ジャパンディスプレイの呆れた経営…なぜ潰れる寸前まで危機に気づかず中国企業傘下入り
危機感もマーケティング能力もない
もう一つ、大企業連合はなぜうまくいかないか。大企業幹部も従業員も、財務部門以外の人たちはのんきで、会社が潰れることをまったく想像できない危機感ゼロの人たちが多い。例えば、1999年にNECと日立製作所のDRAM部門が合併してできた、エルピーダメモリでは、合併直後から減収減益、ゼロ投資であったため、業績は毎年200億円の赤字を3年続け、年ごとにじり貧になっていった。2000年のITバブルがはじけた後でも海外のDRAMメーカーは着実に成長していた。
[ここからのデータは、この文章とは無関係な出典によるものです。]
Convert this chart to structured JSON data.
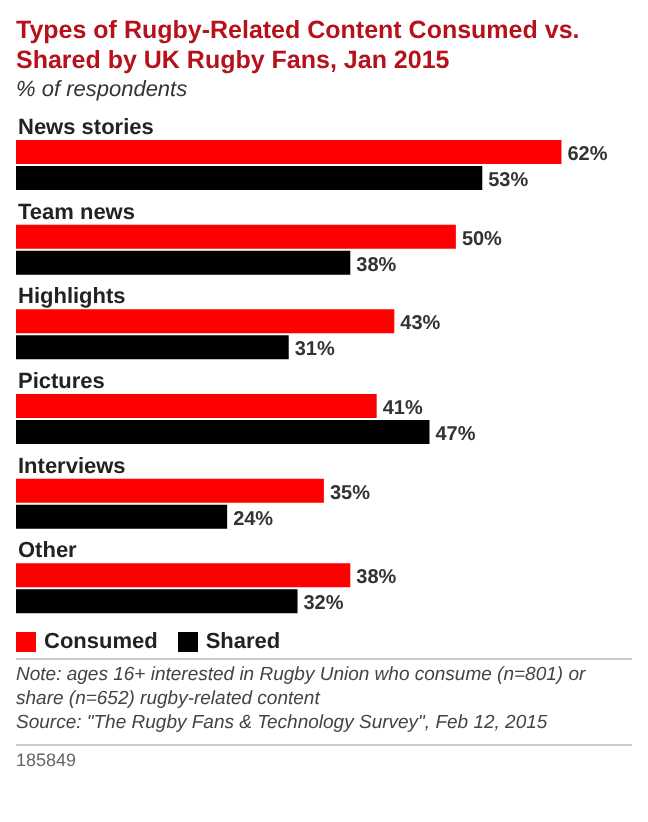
{
  "chart_data": {
    "type": "bar",
    "orientation": "horizontal",
    "title": "Types of Rugby-Related Content Consumed vs. Shared by UK Rugby Fans, Jan 2015",
    "subtitle": "% of respondents",
    "categories": [
      "News stories",
      "Team news",
      "Highlights",
      "Pictures",
      "Interviews",
      "Other"
    ],
    "series": [
      {
        "name": "Consumed",
        "color": "#ff0000",
        "values": [
          62,
          50,
          43,
          41,
          35,
          38
        ],
        "value_labels": [
          "62%",
          "50%",
          "43%",
          "41%",
          "35%",
          "38%"
        ]
      },
      {
        "name": "Shared",
        "color": "#000000",
        "values": [
          53,
          38,
          31,
          47,
          24,
          32
        ],
        "value_labels": [
          "53%",
          "38%",
          "31%",
          "47%",
          "24%",
          "32%"
        ]
      }
    ],
    "legend": "bottom left",
    "grid": false,
    "annotations": [
      "Note: ages 16+ interested in Rugby Union who consume (n=801) or share (n=652) rugby-related content",
      "Source: \"The Rugby Fans & Technology Survey\", Feb 12, 2015",
      "185849"
    ]
  }
}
エルピーダはもはや潰れる寸前、という2003年に、社長に招聘された坂本幸雄氏は、1年目に150億円の黒字に転換させた。坂本氏が経営陣を見て最初に驚いたことは、赤字が続き会社が潰れる寸前だというのに、役員はゴルフの話ばかりしており、出張するときはファーストクラス、会社をどうするというアイデアをまったく出してこなかったことだ。
結局、坂本氏は多くの役員に元の会社へ帰ってもらったが、そのうちの一人は、「坂本氏は血も涙もない奴だ」と述べていた。会社が潰れる寸前にゴルフの話しかしない役員のほうがよほど罪つくりである。会社が潰れると多くの従業員が路頭に迷うことになるからだ。
一般に大企業は、中小企業よりも待遇が良い。出張する場合でも出張手当、宿泊手当などが支給され、グリーン車やファーストクラス、ビジネスクラスが使えかなり恵まれていた。これに対して、中小企業や外資系企業は出張手当なしで、すべて実費精算、飛行機はエコノミークラス、というところが多い。米大手通信ネットワーク機器メーカーのシスコシステムズ社のCEOであったジョン・チェンバース氏は、日米を安売りのエコノミーチケットで往復していた。この話を聞いた東芝OBのある方は、こんなケチな会社には誰も行かない、と筆者に述べた。
また、大手メーカーはマーケティング能力も乏しかった。JDIはiPhoneの液晶に使われたため、一時大いに潤っていたが、これもたまたまJDIが受注しただけにすぎない。JDIが液晶パネルをアップルに供給する前は、アップルはサムスンから調達していた。しかし、両者がスマートフォン開発を競い、しかも知的財産権をめぐり法的な争いになったときに、アップルはサムスン以外の液晶メーカーから液晶を調達する方針に変えた。そこにJDIがいた。自ら積極的な売り込みをアップルにしたわけではない。JDIがアップル以外のスマホメーカーとの取引をほとんど獲得できなかったことが、それを物語っている。